Ekstrüde Polistiren Köpük, yani kısaca XPS, 1940’lı yıllarda Amerika Birleşik Devletleri’nde üretilmeye başlanan bir malzeme. Dow Chemical tarafından askeri amaçlı yüzdürücü bir ekipman olarak tasarlanmış, nehir geçişlerinde askeri ekipmanın ve ağır yüklerin taşınmasında ciddi işlevleri olmuş ve zaman içinde farklı özellikleri keşfedilerek ısı yalıtımı amaçlı kullanılmaya başlanmış. Kapalı hücre yapısına sahip olduğundan bünyesine su geçirmemesi en önemli avantajlarından biri. 1960’lı yıllardan itibaren yapılarda enerji verimliliği önemli hale geldikçe XPS’in ısı yalıtım performansı da dikkat çekerek özellikle su ve nem ile temas eden yapı bölümlerinde kullanılmaya başlanmış. Nem ve su ile temasta hücrelerine su almaması XPS’i ısı yalıtımı konusunda çok avantajlı bir ürün haline getirmiştir.
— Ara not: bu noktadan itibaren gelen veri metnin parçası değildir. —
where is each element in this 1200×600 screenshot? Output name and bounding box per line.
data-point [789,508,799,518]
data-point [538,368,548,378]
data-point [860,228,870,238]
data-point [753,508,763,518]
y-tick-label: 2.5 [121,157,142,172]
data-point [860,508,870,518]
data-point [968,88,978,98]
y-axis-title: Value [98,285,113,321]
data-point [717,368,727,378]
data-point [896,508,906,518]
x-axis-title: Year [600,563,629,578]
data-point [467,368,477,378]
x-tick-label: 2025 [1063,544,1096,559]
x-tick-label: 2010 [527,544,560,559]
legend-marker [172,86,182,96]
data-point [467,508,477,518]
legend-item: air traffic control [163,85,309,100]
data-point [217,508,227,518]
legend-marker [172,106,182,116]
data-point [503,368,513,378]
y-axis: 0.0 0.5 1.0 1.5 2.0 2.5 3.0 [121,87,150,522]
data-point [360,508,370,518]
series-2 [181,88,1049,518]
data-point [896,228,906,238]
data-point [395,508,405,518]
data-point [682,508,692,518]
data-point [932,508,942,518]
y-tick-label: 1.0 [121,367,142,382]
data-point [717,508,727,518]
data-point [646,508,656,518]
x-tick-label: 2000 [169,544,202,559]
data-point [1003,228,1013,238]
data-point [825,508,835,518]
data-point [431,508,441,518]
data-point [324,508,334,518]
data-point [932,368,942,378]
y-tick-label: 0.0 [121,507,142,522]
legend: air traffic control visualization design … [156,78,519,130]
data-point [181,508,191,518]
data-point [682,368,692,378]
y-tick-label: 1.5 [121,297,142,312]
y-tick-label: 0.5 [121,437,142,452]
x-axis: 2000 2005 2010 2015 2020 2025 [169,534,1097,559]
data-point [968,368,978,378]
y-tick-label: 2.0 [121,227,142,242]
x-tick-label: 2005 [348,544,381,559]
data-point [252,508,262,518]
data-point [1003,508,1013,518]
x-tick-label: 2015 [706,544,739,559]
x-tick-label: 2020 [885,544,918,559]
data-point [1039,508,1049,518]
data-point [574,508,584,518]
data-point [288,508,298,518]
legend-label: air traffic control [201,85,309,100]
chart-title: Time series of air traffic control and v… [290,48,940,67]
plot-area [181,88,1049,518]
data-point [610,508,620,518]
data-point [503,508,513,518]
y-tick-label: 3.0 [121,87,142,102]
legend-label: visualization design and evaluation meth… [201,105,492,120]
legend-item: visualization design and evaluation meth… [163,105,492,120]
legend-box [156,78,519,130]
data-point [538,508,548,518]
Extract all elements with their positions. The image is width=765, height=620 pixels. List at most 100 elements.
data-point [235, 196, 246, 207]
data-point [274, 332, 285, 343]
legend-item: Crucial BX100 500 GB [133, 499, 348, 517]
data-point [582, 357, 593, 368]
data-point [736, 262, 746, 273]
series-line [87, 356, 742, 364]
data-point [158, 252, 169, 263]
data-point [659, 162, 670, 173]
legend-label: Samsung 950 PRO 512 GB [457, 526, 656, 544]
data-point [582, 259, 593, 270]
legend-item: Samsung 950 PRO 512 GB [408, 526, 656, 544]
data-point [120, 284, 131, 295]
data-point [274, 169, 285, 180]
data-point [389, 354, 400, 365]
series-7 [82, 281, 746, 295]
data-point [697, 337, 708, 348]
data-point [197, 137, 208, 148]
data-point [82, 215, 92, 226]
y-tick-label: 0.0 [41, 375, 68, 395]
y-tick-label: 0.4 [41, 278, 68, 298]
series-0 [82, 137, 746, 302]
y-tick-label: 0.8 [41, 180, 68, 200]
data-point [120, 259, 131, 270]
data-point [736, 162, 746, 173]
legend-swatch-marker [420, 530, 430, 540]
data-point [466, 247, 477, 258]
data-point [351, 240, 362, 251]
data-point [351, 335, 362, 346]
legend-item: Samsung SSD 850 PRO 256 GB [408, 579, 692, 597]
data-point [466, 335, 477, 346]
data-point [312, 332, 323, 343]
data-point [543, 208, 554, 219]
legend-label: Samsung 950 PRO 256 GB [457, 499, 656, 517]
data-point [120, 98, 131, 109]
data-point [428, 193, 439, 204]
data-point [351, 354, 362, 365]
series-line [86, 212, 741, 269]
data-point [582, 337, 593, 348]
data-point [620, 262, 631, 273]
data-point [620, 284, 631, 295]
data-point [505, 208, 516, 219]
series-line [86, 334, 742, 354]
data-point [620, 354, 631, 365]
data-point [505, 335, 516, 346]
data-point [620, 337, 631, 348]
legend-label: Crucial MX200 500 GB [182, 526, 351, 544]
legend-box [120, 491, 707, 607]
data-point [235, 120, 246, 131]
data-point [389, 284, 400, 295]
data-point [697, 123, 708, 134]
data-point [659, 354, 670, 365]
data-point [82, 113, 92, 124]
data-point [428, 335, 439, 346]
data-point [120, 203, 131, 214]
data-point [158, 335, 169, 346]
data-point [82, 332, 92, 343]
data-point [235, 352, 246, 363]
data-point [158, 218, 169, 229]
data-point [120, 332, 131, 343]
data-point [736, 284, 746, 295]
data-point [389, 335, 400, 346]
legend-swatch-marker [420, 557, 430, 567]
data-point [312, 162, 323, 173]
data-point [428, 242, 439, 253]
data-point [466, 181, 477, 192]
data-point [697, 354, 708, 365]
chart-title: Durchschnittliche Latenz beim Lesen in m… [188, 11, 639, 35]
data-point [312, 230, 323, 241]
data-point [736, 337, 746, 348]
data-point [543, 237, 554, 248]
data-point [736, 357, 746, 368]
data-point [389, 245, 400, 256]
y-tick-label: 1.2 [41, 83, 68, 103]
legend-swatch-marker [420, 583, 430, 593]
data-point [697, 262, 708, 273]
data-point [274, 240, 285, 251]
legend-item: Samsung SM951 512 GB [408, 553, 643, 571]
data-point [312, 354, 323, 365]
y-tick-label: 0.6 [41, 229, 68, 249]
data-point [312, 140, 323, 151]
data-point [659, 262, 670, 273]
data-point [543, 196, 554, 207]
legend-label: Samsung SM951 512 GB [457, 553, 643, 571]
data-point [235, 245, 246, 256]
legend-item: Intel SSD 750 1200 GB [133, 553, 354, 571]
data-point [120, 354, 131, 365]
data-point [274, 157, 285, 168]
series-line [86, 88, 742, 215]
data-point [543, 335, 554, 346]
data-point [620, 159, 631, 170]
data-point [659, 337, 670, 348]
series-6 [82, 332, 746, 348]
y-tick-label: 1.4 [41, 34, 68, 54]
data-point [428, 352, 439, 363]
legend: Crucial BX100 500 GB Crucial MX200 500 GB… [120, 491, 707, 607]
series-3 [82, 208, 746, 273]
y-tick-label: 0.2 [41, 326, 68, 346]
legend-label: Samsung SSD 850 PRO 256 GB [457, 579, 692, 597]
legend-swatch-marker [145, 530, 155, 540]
Onlarca yıl geçmesine rağmen özellikle su ile temasta kullanılabilecek herhangi bir alternatif çözüm şu ana kadar çıkmadı. Diğer taraftan yüksek taşıma kapasitesi, yükün altında uzun dönem de kalınlık kaybına uğramaması da ürünü ayrıcalıklı kılıyor.
Amerika Birleşik Devletleri’nden sonra 60’lı yıllarda Avrupa’da da üretilen XPS, Türkiye’de ise 90’ların ortalarında yerli yatırımcılar tarafından imal edilmeye başlandı.
2) Yapıların hangi bölümlerinde, ne amaçla kullanılıyor?
XPS yapıların birçok bölümünde kullanılabiliyor ama asıl olarak hem yük taşıyabildiği hem de suya dayanıklı olduğu için özellikle ısıtılan temel altı alanlarda yalıtım amaçlı kullanılıyor. Sadece bir su yalıtımı koruma ürünü olarak değil, ısıtılan iç ortamların ısı yalıtımını yapmak için en performanslı ürün. Bunun dışında teraslar da önemli kullanım alanlarından biri. Özellikle teraslarda hem ısı yalıtımı yapıyor hem de su yalıtım katmanını ultraviyole ve ısıl değişimlerden koruyor ve üzerinde yağış olsa da sudan etkilenmiyor. Temel ve teraslardaki en performanslı ve imalatı en kolay ısı yalıtım uygulaması.
Ayrıca yönetmeliklerin izin verdiği sürece özellikle mantolamada iç zeminlerin içten yalıtımında kullanılabiliyor. Soğuk hava depolarının zeminlerinde taşıma gücü yüksek olan ürünler olduklarından yüksek performansla kullanılabiliyor. Bu da ürün için kritik bir uygulama alanı. Ekstrüde polistiren, yüksek basınç dayanımına sahip olduğundan bu uygulama alanlarında başka bir ürün pek tercih edilemiyor.
Farklı alanlarda tabii ki var ama temel, teras ve özellikle ağır yük taşınan soğuk hava depoları, otoparklar XPS için en büyük uygulama alanları.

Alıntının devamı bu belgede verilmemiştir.